My mental health took a huge hit. Being told you have a terminal disease in your 40’s took it’s toll. I am extremely grateful that I am healthy and have now found good coping mechanisms, prioritising my resilience and wellbeing daily through exercise, meditation and a balanced diet. Whilst we all agree that COVID has been such a tragic event, it has brought mental health into clear focus which can only help improve the support and treatment of those affected. I am a staunch mental health advocate, and openly discuss the struggles I’ve faced over the last 5 years to encourage people to speak up when they can. It’s the only way we can remove the stigmatism attached to this debilitating condition.
I am extremely fortunate to work for an organisation that not only harnesses diversity and inclusion, but drives it as part of our culture. I am very open about my health, and in turn my colleagues are open with me and will often engage in an open dialogue regarding my health. I think some of the challenges I have faced has been more about how I viewed myself coming back to work. My outlook has changed, and I struggled in the beginning with cognitive memory challenges which made me question my abilities. Giving myself time, being patient with myself, and having a great Boss I am so much more confident now. I have also been able to join my DisAbility ERG Group at work, with a goal to have disability viewed as a normal part of how we work. Leaders, Managers and individual contributors alike will know what to do about disability, whether permanent or temporary, visible or invisible, disclosed or not. Playing a small part in this vision, gives me a great sense of achievement and proves that change can happen.
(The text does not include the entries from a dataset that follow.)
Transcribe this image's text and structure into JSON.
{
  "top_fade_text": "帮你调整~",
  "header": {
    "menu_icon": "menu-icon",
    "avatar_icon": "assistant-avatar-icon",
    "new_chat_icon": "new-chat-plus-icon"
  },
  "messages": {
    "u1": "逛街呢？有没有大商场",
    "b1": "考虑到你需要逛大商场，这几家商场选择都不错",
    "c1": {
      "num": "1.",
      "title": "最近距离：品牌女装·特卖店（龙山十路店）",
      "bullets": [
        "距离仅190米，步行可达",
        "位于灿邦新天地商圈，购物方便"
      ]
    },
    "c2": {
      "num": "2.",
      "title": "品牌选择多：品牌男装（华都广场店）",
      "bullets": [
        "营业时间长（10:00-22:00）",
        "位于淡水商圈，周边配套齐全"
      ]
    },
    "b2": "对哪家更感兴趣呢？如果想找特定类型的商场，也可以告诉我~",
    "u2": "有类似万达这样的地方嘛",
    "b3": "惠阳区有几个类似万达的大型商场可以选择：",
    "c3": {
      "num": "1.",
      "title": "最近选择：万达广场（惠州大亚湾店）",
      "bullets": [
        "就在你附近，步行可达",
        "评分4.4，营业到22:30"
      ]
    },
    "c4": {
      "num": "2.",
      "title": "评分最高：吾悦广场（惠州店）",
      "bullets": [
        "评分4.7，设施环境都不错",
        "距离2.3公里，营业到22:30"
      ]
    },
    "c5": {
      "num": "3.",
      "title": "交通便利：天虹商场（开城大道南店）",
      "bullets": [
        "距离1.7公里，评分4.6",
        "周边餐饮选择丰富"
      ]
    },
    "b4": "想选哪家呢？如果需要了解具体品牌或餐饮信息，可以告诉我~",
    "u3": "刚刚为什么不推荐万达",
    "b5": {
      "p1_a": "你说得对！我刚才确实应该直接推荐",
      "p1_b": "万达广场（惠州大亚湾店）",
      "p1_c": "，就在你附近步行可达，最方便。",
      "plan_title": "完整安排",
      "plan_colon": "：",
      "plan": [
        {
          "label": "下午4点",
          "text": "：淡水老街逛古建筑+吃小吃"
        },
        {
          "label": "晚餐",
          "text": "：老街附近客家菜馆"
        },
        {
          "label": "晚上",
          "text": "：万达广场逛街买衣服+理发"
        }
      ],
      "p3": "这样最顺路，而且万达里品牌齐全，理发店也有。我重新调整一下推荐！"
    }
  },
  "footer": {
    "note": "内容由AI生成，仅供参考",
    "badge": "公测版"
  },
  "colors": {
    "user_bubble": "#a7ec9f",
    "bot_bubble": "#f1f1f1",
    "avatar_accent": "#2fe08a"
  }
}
Be patient and have regular check ins with your Occupational Health / HR advisor. Be honest with yourself about what you can commit too, and make sure you communicate your needs clearly to OH/HR as you figure them out. Don’t expect your employer to have all the answers. Most companies can accommodate some flexibility, but you’ll need to work with your employer to find out what works for you both.
Unfortunately, working whilst having Cancer is a topic that’s not consistently or adequately addressed. With an increase in cancer diagnoses in the working age group, as well as advances in cancer treatments, we will see more people and companies in this situation. It should be part of every organisations D&I policy, but sadly it’s still not recognised by many companies, and many people I know are being discriminated against. I’ve been very lucky, but if you find yourself in this situation its important you and your employer seek adequate advice and guidance.